Review: A Mighty Fortress by David Weber

A Mighty Fortress is the fourth book in David Weber's Safehold series. The premise for the series in definitely intriguing: after a devastating space battle with an alien race, the last vestiges of human civilization form a colony and their leaders alter memories to create devotion to a religion that glorifies those leaders, demonizes their political enemies, and holds the colony at a low technological level. Nine hundred years later, an android body containing the mind of one of the original crew "wakes up" and starts a chain of events leading to innovation and change, and a religious reform movement that leads to a split in the church and the beginnings of Holy War.

This book is lighter on physical action than its predecessors but makes up for it with a high volume of political intrigue. Once again Weber has created a multitude of sub plots each with their own various political subtleties. At first some of the side plots seem unconnected to the main action but eventually everything falls into place.

One of the things that make David Weber's books so stunning is their epic battle scenes and even though he's switched from space battles to wet navy battles the battle scenes are still exquisitely detailed and realistic. The descriptions of the production process and the science behind the naval technology can get to be too much but the actual implementation of the technology makes it worth the heavy descriptions.

One of the things that is beginning to bother me about this series is the naming of the characters. The character names are often spelled in the most complicated rendition of the phonetic spelling possible. At first it was an interesting novelty but as time passed it just became distracting because every time a new character was introduced I had to pause to figure out what the standard equivalent of the name was. It definitely lead to interruptions in the flow of reading, especially since there are so very many characters involved.
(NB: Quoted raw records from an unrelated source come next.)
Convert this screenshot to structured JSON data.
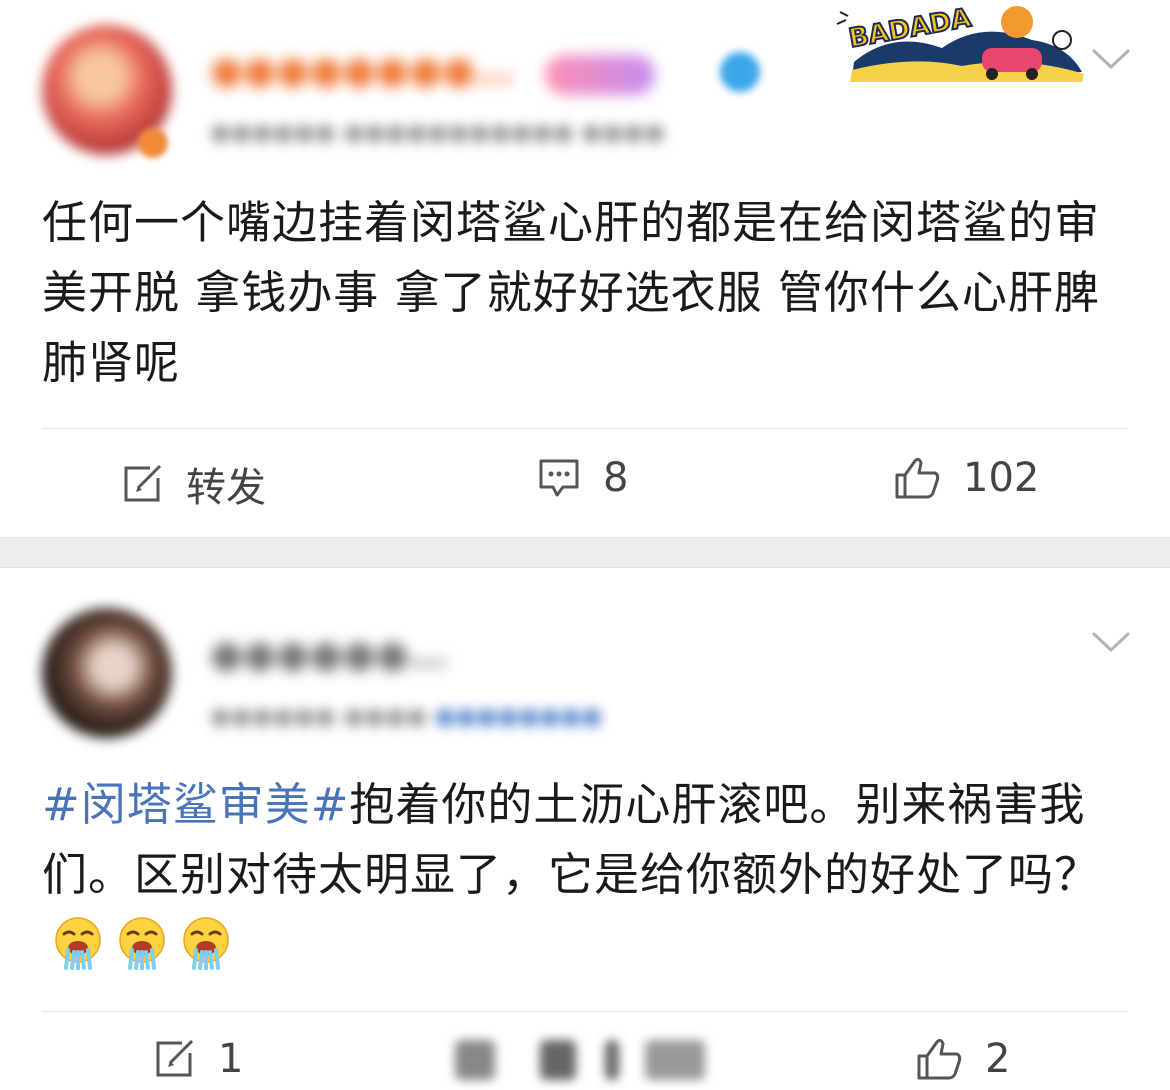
{
  "colors": {
    "topic_link": "#4a74b8",
    "text": "#1a1a1a",
    "action_text": "#444444",
    "separator": "#eeeeee"
  },
  "posts": [
    {
      "avatar_icon": "user-avatar",
      "content": "任何一个嘴边挂着闵塔鲨心肝的都是在给闵塔鲨的审美开脱 拿钱办事 拿了就好好选衣服 管你什么心肝脾肺肾呢",
      "badge_text": "BADADA",
      "actions": {
        "repost_label": "转发",
        "comment_count": "8",
        "like_count": "102"
      }
    },
    {
      "avatar_icon": "user-avatar",
      "topic": "#闵塔鲨审美#",
      "content": "抱着你的土沥心肝滚吧。别来祸害我们。区别对待太明显了，它是给你额外的好处了吗？",
      "emojis": [
        "vomit-emoji",
        "vomit-emoji",
        "vomit-emoji"
      ],
      "actions": {
        "repost_count": "1",
        "like_count": "2"
      }
    }
  ]
}
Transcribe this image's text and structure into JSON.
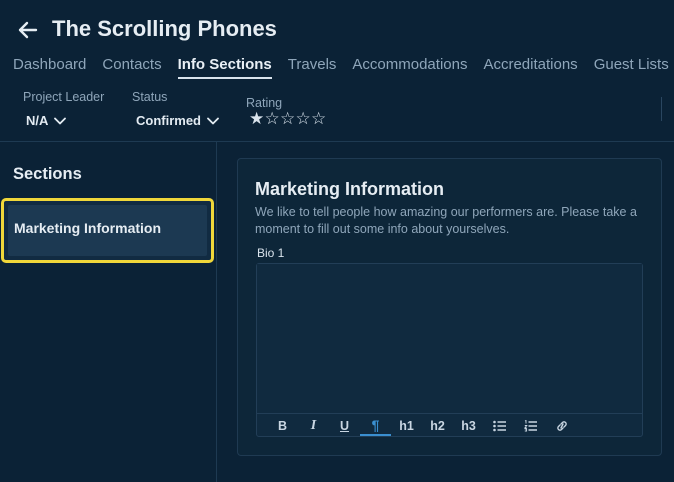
{
  "header": {
    "title": "The Scrolling Phones",
    "tabs": [
      {
        "label": "Dashboard"
      },
      {
        "label": "Contacts"
      },
      {
        "label": "Info Sections"
      },
      {
        "label": "Travels"
      },
      {
        "label": "Accommodations"
      },
      {
        "label": "Accreditations"
      },
      {
        "label": "Guest Lists"
      }
    ],
    "active_tab": "Info Sections"
  },
  "meta": {
    "project_leader_label": "Project Leader",
    "project_leader_value": "N/A",
    "status_label": "Status",
    "status_value": "Confirmed",
    "rating_label": "Rating",
    "rating": 1,
    "rating_max": 5
  },
  "sidebar": {
    "title": "Sections",
    "items": [
      {
        "label": "Marketing Information",
        "selected": true
      }
    ]
  },
  "section": {
    "title": "Marketing Information",
    "description": "We like to tell people how amazing our performers are. Please take a moment to fill out some info about yourselves.",
    "field_label": "Bio 1",
    "field_value": ""
  },
  "toolbar": {
    "bold": "B",
    "italic": "I",
    "underline": "U",
    "paragraph": "¶",
    "h1": "h1",
    "h2": "h2",
    "h3": "h3"
  },
  "colors": {
    "background": "#0b2236",
    "card": "#0d2639",
    "highlight": "#f0d73a",
    "accent": "#3a8fd0"
  }
}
Overall, I really did enjoy A Mighty Fortress. I love the political intrigue that features so strongly and the explorations of how religion molds the way people think and how the church acts as a political machine. I do feel that with the large number of character and political plots, some of the deeper character relationships get lost in the shuffle and that is unfortunate because it makes it harder to connect with the characters in this book. This book is a solid addition to the series (though not as good as the other three books) and leaves us set-up for a more action heavy fifth book.